🤖 AI Summary
Existing approaches to controllable 3D medical image generation struggle to simultaneously achieve high fidelity, native 3D structural integrity, and precise control over clinical attributes. This work proposes a latent-space 3D diffusion model that first compresses chest CT volumes using a 3D variational autoencoder and then integrates a rectified flow Transformer with adaptive layer normalization to enable structured radiological metadata conditioning in the latent space. To further enhance attribute controllability, the method incorporates an online reinforcement learning post-training stage based on group relative policy optimization. The proposed approach substantially outperforms baseline methods, achieving a three-plane FID of 32.3 compared to 74.6 and improving clinical attribute recognition accuracy by 47%. Additionally, the study releases a large-scale dataset comprising approximately 200,000 synthetic chest CT scans with rich annotations.
📝 Abstract
Controllable generative models of 3D medical images can synthesize volumes with specified clinical attributes, but this demands samples that are simultaneously high-fidelity, natively 3D, and faithful to the requested conditioning.
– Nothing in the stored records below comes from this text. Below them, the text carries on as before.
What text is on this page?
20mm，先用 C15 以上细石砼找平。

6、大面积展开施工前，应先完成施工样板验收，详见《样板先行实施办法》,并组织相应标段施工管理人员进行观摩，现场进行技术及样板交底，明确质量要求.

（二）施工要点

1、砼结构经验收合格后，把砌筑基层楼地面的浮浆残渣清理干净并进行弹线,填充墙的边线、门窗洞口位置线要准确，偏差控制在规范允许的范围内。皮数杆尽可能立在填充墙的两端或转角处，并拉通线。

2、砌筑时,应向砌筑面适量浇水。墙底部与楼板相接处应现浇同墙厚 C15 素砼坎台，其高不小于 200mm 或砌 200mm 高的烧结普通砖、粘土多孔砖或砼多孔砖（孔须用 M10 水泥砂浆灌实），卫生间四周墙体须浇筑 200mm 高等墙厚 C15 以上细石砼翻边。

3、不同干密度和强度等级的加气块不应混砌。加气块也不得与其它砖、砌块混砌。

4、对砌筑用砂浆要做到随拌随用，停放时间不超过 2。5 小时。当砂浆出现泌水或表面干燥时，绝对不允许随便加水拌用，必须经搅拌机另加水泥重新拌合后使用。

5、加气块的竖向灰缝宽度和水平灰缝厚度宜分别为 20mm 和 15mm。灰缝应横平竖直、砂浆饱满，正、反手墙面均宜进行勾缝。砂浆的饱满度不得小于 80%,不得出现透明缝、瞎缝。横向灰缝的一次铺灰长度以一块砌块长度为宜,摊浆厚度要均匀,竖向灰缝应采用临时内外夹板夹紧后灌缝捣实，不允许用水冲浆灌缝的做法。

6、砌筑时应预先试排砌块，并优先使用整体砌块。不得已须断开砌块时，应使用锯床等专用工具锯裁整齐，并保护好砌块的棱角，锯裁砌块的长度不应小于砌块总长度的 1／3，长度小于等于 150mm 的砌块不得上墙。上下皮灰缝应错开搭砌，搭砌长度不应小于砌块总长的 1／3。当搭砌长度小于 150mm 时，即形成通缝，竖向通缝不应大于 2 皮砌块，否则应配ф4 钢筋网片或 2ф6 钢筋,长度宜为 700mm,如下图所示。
We present CONFLUX, a latent diffusion model for chest computed tomography (CT): a 3D variational autoencoder compresses each volume, and a rectified-flow transformer generates in the latent space. Generation is conditioned on structured radiological metadata (18 abnormality findings, sex, age, and reconstruction kernel) through adaptive layer normalization. The model leads strong volumetric baselines on tri-planar Frechet distance (FID 32.3 vs. 74.6 for MAISI) while exposing direct control over clinical attributes. To strengthen that control we add an online reinforcement-learning post-training stage (group-relative policy optimization) that rewards how reliably a classifier recovers the requested findings from each generated volume. Judged by a separate, independent classifier, post-training removes 47% of the shortfall relative to real-scan reliability. We release the model and a ~200k synthetic chest-CT dataset with conditioning metadata spanning a wide variety of clinical findings.